The town of Lalibela, a United Nations World Heritage Site, is the latest in a string of towns the military has retaken and the Ethiopian government forces and their regional allies have recaptured from Tigrayan forces, the prime minister’s office said on Wednesday.
“The historic town of Lalibela has been liberated,” Prime Minister Abiy Ahmed’s office said in a tweet.
Also on Wednesday, China’s foreign minister Wang Yi arrived in Addis Ababa.
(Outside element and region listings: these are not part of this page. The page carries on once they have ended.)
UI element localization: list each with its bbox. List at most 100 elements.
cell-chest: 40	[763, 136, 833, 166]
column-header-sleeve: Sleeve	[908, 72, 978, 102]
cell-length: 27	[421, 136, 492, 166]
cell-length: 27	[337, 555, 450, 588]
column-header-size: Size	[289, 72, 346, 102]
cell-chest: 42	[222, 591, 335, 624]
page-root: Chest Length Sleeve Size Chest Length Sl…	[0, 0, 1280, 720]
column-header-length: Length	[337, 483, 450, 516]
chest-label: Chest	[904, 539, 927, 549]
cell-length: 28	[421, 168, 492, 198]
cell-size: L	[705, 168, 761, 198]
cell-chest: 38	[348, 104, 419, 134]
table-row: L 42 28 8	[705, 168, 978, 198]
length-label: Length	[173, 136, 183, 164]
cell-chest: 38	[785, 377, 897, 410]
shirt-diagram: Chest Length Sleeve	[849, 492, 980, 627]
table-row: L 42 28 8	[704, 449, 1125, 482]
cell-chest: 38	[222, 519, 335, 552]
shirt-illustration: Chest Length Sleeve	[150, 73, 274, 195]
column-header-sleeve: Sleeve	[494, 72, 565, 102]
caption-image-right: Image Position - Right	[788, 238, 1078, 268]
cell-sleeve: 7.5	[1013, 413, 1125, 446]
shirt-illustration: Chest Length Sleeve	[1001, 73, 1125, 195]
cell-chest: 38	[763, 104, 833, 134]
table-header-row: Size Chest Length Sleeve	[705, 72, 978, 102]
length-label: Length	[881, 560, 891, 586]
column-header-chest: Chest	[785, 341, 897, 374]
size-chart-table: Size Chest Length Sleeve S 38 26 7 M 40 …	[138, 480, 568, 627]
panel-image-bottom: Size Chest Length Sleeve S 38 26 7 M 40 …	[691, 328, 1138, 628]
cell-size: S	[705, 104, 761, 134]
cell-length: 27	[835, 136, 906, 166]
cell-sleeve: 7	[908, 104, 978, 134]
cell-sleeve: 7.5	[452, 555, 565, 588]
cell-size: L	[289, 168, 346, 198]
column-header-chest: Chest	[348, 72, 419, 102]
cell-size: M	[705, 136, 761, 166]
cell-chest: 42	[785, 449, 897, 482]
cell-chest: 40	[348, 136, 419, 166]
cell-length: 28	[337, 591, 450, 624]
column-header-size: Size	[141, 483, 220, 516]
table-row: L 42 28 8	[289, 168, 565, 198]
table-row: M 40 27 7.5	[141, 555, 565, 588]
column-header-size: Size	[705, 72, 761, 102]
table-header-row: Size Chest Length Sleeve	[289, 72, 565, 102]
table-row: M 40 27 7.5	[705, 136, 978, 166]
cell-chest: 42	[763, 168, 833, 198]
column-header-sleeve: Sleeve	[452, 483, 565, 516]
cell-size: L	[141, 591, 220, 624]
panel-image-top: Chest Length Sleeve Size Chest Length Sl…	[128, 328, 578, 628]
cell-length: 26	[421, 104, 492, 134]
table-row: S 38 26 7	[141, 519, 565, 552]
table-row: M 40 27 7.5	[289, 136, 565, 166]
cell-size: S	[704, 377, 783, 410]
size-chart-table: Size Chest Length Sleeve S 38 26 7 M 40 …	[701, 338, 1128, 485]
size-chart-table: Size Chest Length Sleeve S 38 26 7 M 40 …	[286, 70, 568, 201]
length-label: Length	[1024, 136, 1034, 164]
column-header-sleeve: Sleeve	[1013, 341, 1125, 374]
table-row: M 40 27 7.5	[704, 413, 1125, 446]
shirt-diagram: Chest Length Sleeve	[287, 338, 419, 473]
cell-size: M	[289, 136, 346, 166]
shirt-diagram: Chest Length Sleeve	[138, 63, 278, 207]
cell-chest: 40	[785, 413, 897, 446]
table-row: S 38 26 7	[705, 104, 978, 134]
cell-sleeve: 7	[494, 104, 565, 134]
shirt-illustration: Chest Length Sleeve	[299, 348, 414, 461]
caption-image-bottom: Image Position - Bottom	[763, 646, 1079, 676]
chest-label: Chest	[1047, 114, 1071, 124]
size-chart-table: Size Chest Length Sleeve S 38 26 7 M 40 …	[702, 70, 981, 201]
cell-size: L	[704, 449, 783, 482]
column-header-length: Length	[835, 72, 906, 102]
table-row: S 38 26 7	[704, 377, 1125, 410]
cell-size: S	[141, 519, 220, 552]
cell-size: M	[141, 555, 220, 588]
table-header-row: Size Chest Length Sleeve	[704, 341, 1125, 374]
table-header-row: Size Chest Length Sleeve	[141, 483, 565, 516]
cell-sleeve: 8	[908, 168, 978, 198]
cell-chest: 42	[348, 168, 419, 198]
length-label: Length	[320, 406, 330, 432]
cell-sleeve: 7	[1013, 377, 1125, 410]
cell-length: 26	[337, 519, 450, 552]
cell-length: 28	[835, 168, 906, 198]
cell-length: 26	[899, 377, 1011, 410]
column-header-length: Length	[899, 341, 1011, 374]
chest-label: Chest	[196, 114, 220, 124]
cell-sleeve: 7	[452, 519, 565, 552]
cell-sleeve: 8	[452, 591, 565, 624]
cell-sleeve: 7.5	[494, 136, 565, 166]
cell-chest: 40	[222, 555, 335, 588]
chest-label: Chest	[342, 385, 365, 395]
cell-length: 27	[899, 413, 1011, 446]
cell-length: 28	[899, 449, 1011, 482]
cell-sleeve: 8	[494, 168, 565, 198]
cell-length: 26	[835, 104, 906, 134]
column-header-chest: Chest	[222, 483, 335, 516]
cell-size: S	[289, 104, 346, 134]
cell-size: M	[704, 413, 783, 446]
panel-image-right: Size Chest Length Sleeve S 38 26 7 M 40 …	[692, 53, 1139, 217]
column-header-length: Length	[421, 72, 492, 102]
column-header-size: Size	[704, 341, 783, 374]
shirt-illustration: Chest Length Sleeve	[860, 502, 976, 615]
This prompted Ethiopia’s foreign ministry to thank him in a tweet for “disregarding the unfounded rhetoric on the deteriorating security situations in the country”.
The capture of Lalibela, home to ancient rock-hewn churches and a holy site for millions of Ethiopian Orthodox Christians, is a significant symbolic gain for the government.
Early in August, Forces aligned with the Tigray People’s Liberation Front (TPLF) took control of the town, in the Amhara region.
On Wednesday, Abiy’s office said Ethiopian soldiers also now controlled the town of Shewa Robit, 220 km (136 miles) northeast of Addis Ababa, and eight other towns and villages.
Gains by the military in Afar and Amhara would be a blow to Tigrayan forces, who had threatened to either advance further southwards through Amhara and march on the capital, or head eastwards and threaten a road linking landlocked Ethiopia to the region’s main port.
The conflict that began in November 2020 between the federal government and the Tigray People Liberation Front (TPLF) has killed thousands of civilians, forced millions to flee their homes, and made more than 9 million people dependent on food aid.